Análise

Puxemos uns pelos outros

Permitam-nos que hoje, dia de muitas decisões que estão nas mãos de todos e de cada um dos eleitores portugueses e do futuro do País que se deseja próspero e edificante, partilhemos a lição que tentamos tirar de um momento inesquecível e emocionante, o de vivermos e vermos de perto Tolentino Mendonça criado cardeal. E nem é por constatarmos que o Colégio Cardinalício ganha um dos nossos e que o Vaticano tem agora mais exposto um tesouro madeirense, um profeta genuíno e um pastor promissor. Mas sobretudo por lermos naquele autêntico “puxem por mim” um desafio colectivo que nos pode elevar em cada instante. Até no pedido humilde de quem tem mil razões para não ser modesto, há um guião para uma história bem diferente das novelas domésticas que temos assistido, ora irrequietos, ora tolerantes, nos últimos tempos.

Puxemos pois uns pelos outros. Não custa nada tentar. Se assim for, negociar o que quer que seja, e muito menos um acordo de coligação que garanta a governabilidade da Região, não poderá ser confundido com a submissão aos ditames dos que querem poder a qualquer preço, vendendo convicções em troco de lugares ou hipotecando a dignidade duradoura à conta de um palco circunstancial. Há mais mundo para além do horizonte e do mandato efémero.

Se assim for, empapelar, complicando a vida a quem precisa de licenças e de autorizações para erguer sonhos e projectos de vida, depressa dará lugar à celeridade edificante, mesmo que alguns, com maldade, optem por reduzi-la a facilitismos ilegais e a fretes geradores de benefícios. Há quem persista na tentação de justificar o lugar que ocupa exibindo a chave de coisa nenhuma, dessa burocracia vil que atormenta os aflitos.

Se assim for, promover com base no mérito é um sinal de maturidade executiva e de desprendimento considerável. Há a perfeita consciência que a satisfação de muita clientela dá votos, mas emperra o sistema e descredibiliza a ilha que por vezes teima em fechar-se ao mundo.
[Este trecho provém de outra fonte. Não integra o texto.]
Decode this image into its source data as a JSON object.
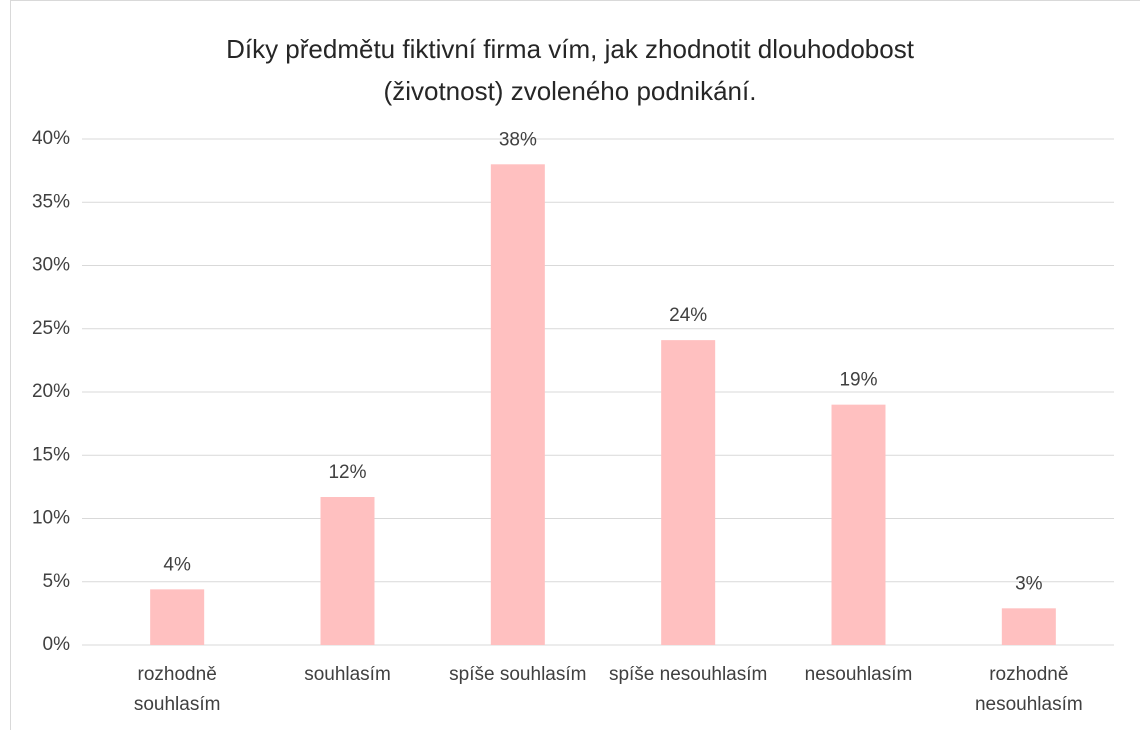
{
  "chart_data": {
    "type": "bar",
    "title": "Díky předmětu fiktivní firma vím, jak zhodnotit dlouhodobost (životnost) zvoleného podnikání.",
    "categories": [
      "rozhodně souhlasím",
      "souhlasím",
      "spíše souhlasím",
      "spíše nesouhlasím",
      "nesouhlasím",
      "rozhodně nesouhlasím"
    ],
    "values": [
      4.4,
      11.7,
      38,
      24.1,
      19,
      2.9
    ],
    "value_labels": [
      "4%",
      "12%",
      "38%",
      "24%",
      "19%",
      "3%"
    ],
    "color": "#ffc0c0",
    "ylim": [
      0,
      40
    ],
    "yticks": [
      {
        "value": 0,
        "label": "0%"
      },
      {
        "value": 5,
        "label": "5%"
      },
      {
        "value": 10,
        "label": "10%"
      },
      {
        "value": 15,
        "label": "15%"
      },
      {
        "value": 20,
        "label": "20%"
      },
      {
        "value": 25,
        "label": "25%"
      },
      {
        "value": 30,
        "label": "30%"
      },
      {
        "value": 35,
        "label": "35%"
      },
      {
        "value": 40,
        "label": "40%"
      }
    ],
    "grid": true
  }
}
Se assim for, escrutinar com seriedade, fazer perguntas incómodas e discutir pontos de vista não configura crime. Há uma desnecessária perseguição a protagonistas do contraditório e um terrorismo psicológico em torno de quem tem pactos com a verdade que só beneficiam os delatores e os mentores do boato, esses sim um perigo para a qualidade das relações humanas numa terra em que nem todos se conhecem verdadeiramente e alguns se atrevem a tecer considerações abusivas sobre universos que não dominam.

Se assim for, não “será o que Deus quiser”. E é angustiante notar um excesso de desresponsabilização e de culpabilização alheia, com argumentos sem cabimento num tempo em que as dependências atrofiam as capacidades e o progresso com marca própria.

Puxemos então uns pelos outros. De outra maneira, continuaremos obcecados em demasia com o proveito próprio, com egoísmos inconsequentes e com a reles tentação de dividir para reinar. E isso não nos leva longe. Empurrar não é o mesmo que dar asas.